Hancock personally appointed aide to key role, Downing Street indicates

Former health secretary Matt Hancock personally appointed the aide he was caught on CCTV kissing in breach of coronavirus guidance to a paid role at the Department of Health and Social Care (DHSC), Downing Street has indicated.

Labour demanded answers on Monday after it emerged, in the wake of his resignation, that Mr Hancock was likely to have been behind the appointment of Gina Coladangelo to the £15,000-a-year role.

Mr Hancock stood down on Saturday after leaked footage showed him in an intimate embrace with Mrs Coladangelo on May 6, when such contact between households was advised against.

There were also questions about how his long-term friend was brought into the DHSC first as an unpaid adviser, before getting the director role in September.

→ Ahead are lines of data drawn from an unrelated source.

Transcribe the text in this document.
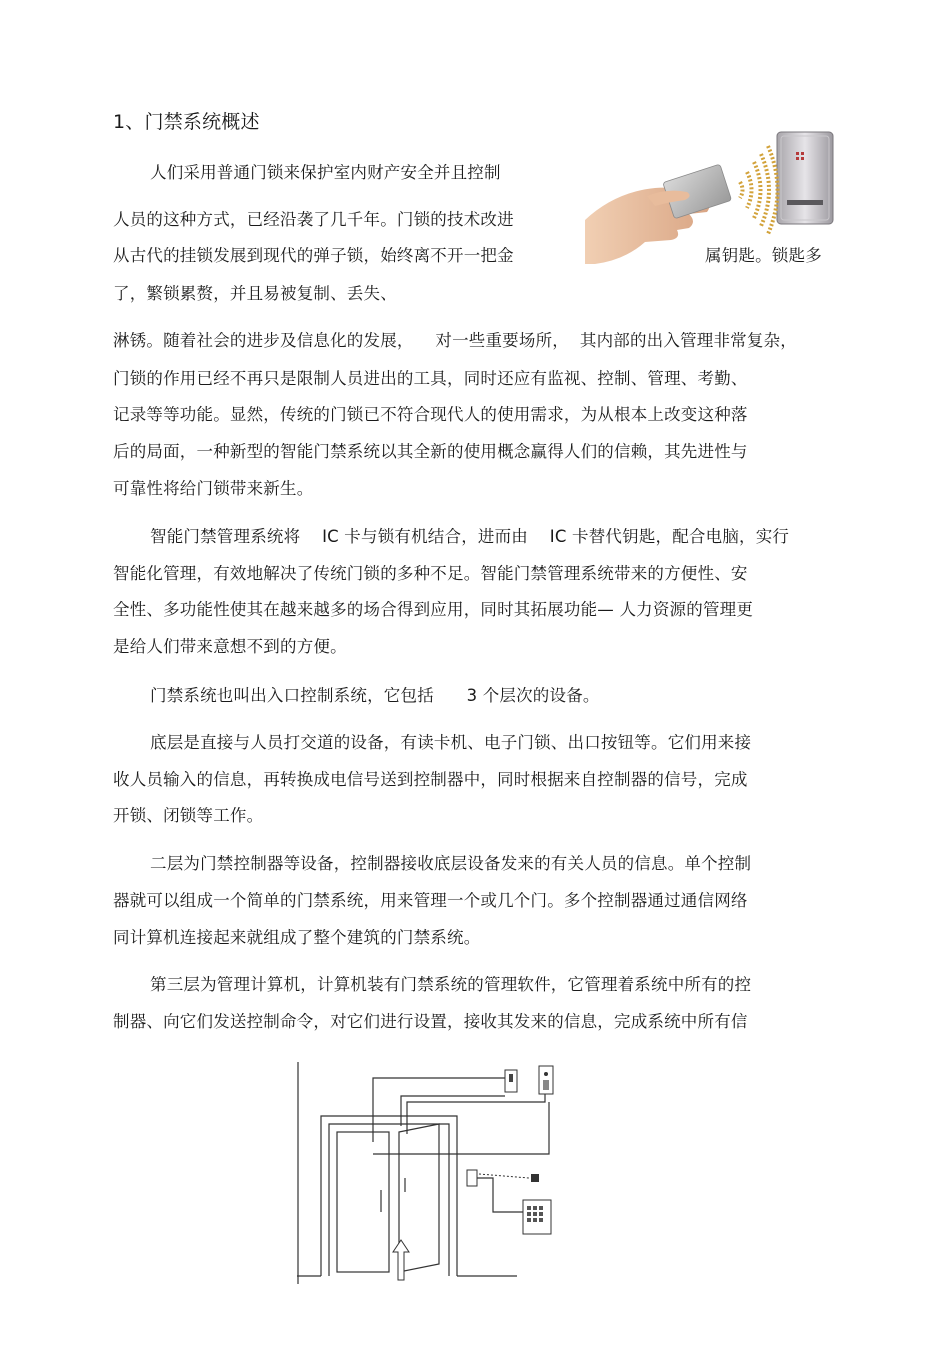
1、门禁系统概述
人们采用普通门锁来保护室内财产安全并且控制
人员的这种方式，已经沿袭了几千年。门锁的技术改进
从古代的挂锁发展到现代的弹子锁，始终离不开一把金	属钥匙。锁匙多
了，繁锁累赘，并且易被复制、丢失、
淋锈。随着社会的进步及信息化的发展，    对一些重要场所，  其内部的出入管理非常复杂，
门锁的作用已经不再只是限制人员进出的工具，同时还应有监视、控制、管理、考勤、
记录等等功能。显然，传统的门锁已不符合现代人的使用需求，为从根本上改变这种落
后的局面，一种新型的智能门禁系统以其全新的使用概念赢得人们的信赖，其先进性与
可靠性将给门锁带来新生。
智能门禁管理系统将    IC 卡与锁有机结合，进而由    IC 卡替代钥匙，配合电脑，实行
智能化管理，有效地解决了传统门锁的多种不足。智能门禁管理系统带来的方便性、安
全性、多功能性使其在越来越多的场合得到应用，同时其拓展功能— 人力资源的管理更
是给人们带来意想不到的方便。
门禁系统也叫出入口控制系统，它包括      3 个层次的设备。
底层是直接与人员打交道的设备，有读卡机、电子门锁、出口按钮等。它们用来接
收人员输入的信息，再转换成电信号送到控制器中，同时根据来自控制器的信号，完成
开锁、闭锁等工作。
二层为门禁控制器等设备，控制器接收底层设备发来的有关人员的信息。单个控制
器就可以组成一个简单的门禁系统，用来管理一个或几个门。多个控制器通过通信网络
同计算机连接起来就组成了整个建筑的门禁系统。
第三层为管理计算机，计算机装有门禁系统的管理软件，它管理着系统中所有的控
制器、向它们发送控制命令，对它们进行设置，接收其发来的信息，完成系统中所有信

The Prime Minister’s official spokesman said: “As far as I’m aware, I believe ministers are entitled to make direct appointments and I believe that was the case in this instance.

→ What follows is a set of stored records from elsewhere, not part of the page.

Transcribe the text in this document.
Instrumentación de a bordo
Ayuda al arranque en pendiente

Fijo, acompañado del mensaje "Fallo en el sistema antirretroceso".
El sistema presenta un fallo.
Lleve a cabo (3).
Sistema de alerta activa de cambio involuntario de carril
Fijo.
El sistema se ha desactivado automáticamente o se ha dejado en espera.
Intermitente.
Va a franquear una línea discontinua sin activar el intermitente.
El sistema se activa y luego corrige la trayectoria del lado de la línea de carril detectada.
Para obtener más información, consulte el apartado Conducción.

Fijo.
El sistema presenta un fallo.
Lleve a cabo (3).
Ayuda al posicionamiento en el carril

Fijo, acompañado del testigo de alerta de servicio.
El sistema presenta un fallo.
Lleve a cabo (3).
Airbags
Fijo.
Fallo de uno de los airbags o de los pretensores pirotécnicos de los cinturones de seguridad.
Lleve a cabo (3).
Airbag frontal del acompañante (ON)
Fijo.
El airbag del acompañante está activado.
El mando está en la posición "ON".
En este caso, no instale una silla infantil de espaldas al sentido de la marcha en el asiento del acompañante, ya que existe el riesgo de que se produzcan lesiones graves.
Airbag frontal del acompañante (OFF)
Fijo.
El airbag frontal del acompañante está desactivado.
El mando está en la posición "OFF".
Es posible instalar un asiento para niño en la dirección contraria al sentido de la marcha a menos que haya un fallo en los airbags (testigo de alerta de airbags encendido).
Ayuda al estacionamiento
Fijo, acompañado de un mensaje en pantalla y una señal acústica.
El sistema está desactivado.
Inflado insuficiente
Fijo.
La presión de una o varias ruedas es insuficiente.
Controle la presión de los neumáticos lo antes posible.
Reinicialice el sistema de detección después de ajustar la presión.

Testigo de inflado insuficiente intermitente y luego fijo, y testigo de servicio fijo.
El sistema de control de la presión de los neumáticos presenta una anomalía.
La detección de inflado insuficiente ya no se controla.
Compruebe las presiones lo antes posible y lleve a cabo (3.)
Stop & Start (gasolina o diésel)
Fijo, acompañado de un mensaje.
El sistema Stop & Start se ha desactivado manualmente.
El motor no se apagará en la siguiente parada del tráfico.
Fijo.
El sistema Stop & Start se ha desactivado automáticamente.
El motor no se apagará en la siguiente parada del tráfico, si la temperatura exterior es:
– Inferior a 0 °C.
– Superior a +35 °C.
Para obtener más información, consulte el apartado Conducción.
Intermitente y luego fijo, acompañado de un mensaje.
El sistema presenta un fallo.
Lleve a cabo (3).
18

“Her appointment followed correct procedure.”

Labour’s shadow Cabinet Office minister Fleur Anderson said the “matter is far from closed” despite Mr Hancock’s resignation.

“The Government must publish all documents relating to the appointment of Gina Coladangelo,” she said.

Former health secretary Matt Hancock with adviser Gina Coladangelo
Former health secretary Matt Hancock with adviser Gina Coladangelo (Yui Mok/PA)

“The role of a non-executive director is to challenge and scrutinise the minister. We need to know if the nature of their relationship was declared and whether the recruitment process was carried out in a fair and transparent way.”

It remains unclear if their romantic relationship began before or after she was appointed to the department, or if this was ever declared as a conflict of interest.

But Justice Secretary Robert Buckland insisted the correct procedures were followed.

“Everything that I understand so far leads me to believe due process was followed in the appointment of this person and any declarations that should’ve been made were made,” he told Sky News.

The health department was yet to say whether Mrs Coladangelo remained in the role.